12. The method of claim 1 wherein the alignment mark is formed above a metal line in the device.

13. The method of claim 1 wherein the dielectric layer comprises one or more via plugs.

14. The method of claim 1 comprising forming a dielectric liner over the substrate and forming the dielectric layer over the dielectric liner, wherein the alignment mark opening extends through the dielectric liner.

15. A method of forming a device comprising:

providing a substrate;

forming a dielectric layer over the substrate;

forming an alignment mark opening in the dielectric layer which extends through the dielectric layer;

depositing a conductive layer over the dielectric layer;

performing a planarization process, wherein the planarization process removes excess conductive material on the dielectric layer and recesses a top surface of the conductive material in the alignment mark opening with respect to the dielectric layer, forming an alignment mark of the device; and

forming a first electrode layer over the dielectric layer, wherein a topography of the dielectric layer and the alignment mark in the dielectric layer is transferred to the first electrode layer.

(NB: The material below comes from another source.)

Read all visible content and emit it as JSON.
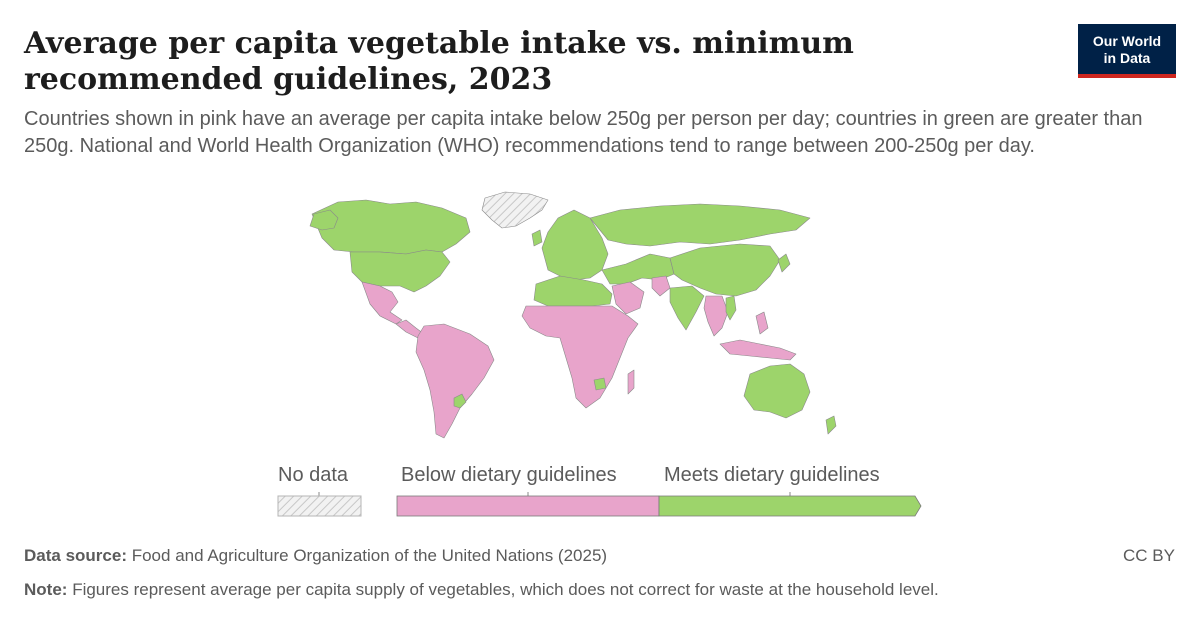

16. The method of claim 15 comprising forming a barrier liner over the dielectric layer, wherein the barrier liner lines a top surface of the dielectric layer and the alignment mark opening.

17. The method of claim 16 wherein the planarization process comprises:

a first planarization process that forms a substantially planar top surface between the conductive material in the alignment mark opening and the barrier liner; and

a second planarization process that recesses the top surface of the conductive material in the alignment mark opening with respect to the dielectric layer, wherein the barrier liner remains on the dielectric layer.

18. The method of claim 15 wherein the planarization process comprises:

a first planarization process that forms a substantially planar top surface between the conductive material in the alignment mark opening and the dielectric layer; and

a second planarization process that recesses the top surface of the conductive material in the alignment mark opening with respect to the dielectric layer.

19. A wafer comprising:

a wafer substrate;

a dielectric layer disposed over the substrate;

an alignment mark disposed in the dielectric layer, wherein the alignment mark is recessed with a step height from a top surface of the dielectric layer.

20. The wafer of claim 19 wherein the alignment mark is formed of a conductive material and a barrier material.